Durante muito tempo tive uma garrafa de Castelo di Broglio 1998. Várias vezes sentei-me na poltrona vermelha da sala, com um belo livro nas mãos e, interrompendo a leitura, em pleno silêncio da noite, olhava para a prateleira onde repousam as garrafas de vinho. Naquele canto meio obscuro da sala, eu percebia a ponta vermelha da garrafa do Castelo di Broglio. Muitas vezes pensei, “Será que já está na hora de abri-la ?”. Outras tantas vezes me levantei, peguei a garrafa de fiquei olhando para ela. Levantando-a contra a luz, tentava perceber alguma tonalidade de vermelho por trás do vidro escuro. Nessas horas eu pensava: alguma coisa está acontecendo nessa garrafa, os sabores estão mudando. Se eu abrir essa garrafa hoje terei um vinho, se abrir em um ano terei outro. Uma garrafa de vinho é algo vivo, em transformação silenciosa, pronta para revelar seu segredo na hora certa, seja lá qual for essa hora, seja lá qual for esse segredo.

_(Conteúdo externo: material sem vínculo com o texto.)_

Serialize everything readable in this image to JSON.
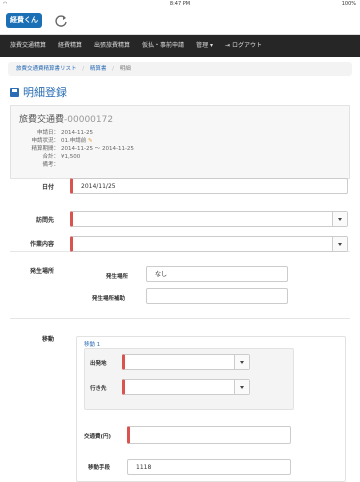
{
  "status": {
    "time": "8:47 PM",
    "battery": "100%"
  },
  "app": {
    "logo_text": "経費くん"
  },
  "nav": {
    "items": [
      "旅費交通精算",
      "経費精算",
      "出張旅費精算",
      "仮払・事前申請",
      "管理 ▾",
      "ログアウト"
    ]
  },
  "breadcrumb": {
    "items": [
      "旅費交通費精算書リスト",
      "精算書",
      "明細"
    ]
  },
  "page": {
    "title": "明細登録"
  },
  "summary": {
    "title": "旅費交通費",
    "number": "-00000172",
    "rows": [
      {
        "key": "申請日：",
        "value": "2014-11-25"
      },
      {
        "key": "申請状況：",
        "value": "01.申請前"
      },
      {
        "key": "精算期間：",
        "value": "2014-11-25 〜 2014-11-25"
      },
      {
        "key": "合計：",
        "value": "¥1,500"
      },
      {
        "key": "備考：",
        "value": ""
      }
    ]
  },
  "form": {
    "date_label": "日付",
    "date_value": "2014/11/25",
    "visit_label": "訪問先",
    "work_label": "作業内容",
    "place_label": "発生場所",
    "place_field_label": "発生場所",
    "place_field_value": "なし",
    "place_aux_label": "発生場所補助",
    "place_aux_value": "",
    "move_label": "移動",
    "move_group_label": "移動 1",
    "from_label": "出発地",
    "to_label": "行き先",
    "fare_label": "交通費(円)",
    "fare_value": "",
    "means_label": "移動手段",
    "means_value": "1118"
  }
}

Volto para a analogia com as pessoas. As pessoas mais interessantes são como minha garrafa de Castelo di Broglio: não as que tem segredos tolos, mas aquelas que, em silêncio, estão mudando. Aquelas que, uma vez desvendadas, colocam-nos diante do inesperado. Quantas vezes não contemplamos uma face sabendo ou pelo menos imaginando a verdadeira explosão que está ocorrendo em seu interior ? Quantas vezes uma palavra (ou, em casos excepcionais, uma simples presença) pode despertar ou acelerar essas mudanças ? Da experiência de professor: passo muito tempo contemplando faces entediadas, mas eventualmente digo algo que provoca um rápido erguer de sobrancelha, uma ruga na teste, um movimento de cabeça. Um olho quase adormecido que se arregala. Nessas horas, tenho vontade de saber o que despertei, ou como minhas palavras estão sendo ouvidas: quero um retorno, uma volta. Pois uma pessoa, todas as pessoas, como uma garrafa de vinho, têm a capacidade de nos por diante de coisas novas, jamais experimentadas, seja sob a forma de pensamentos nunca imaginados, de sentimentos jamais vividos ou de reações inusitadas.
Pois então bebamos. Tomemos vinho, vamos nos embriagar de Humanidade.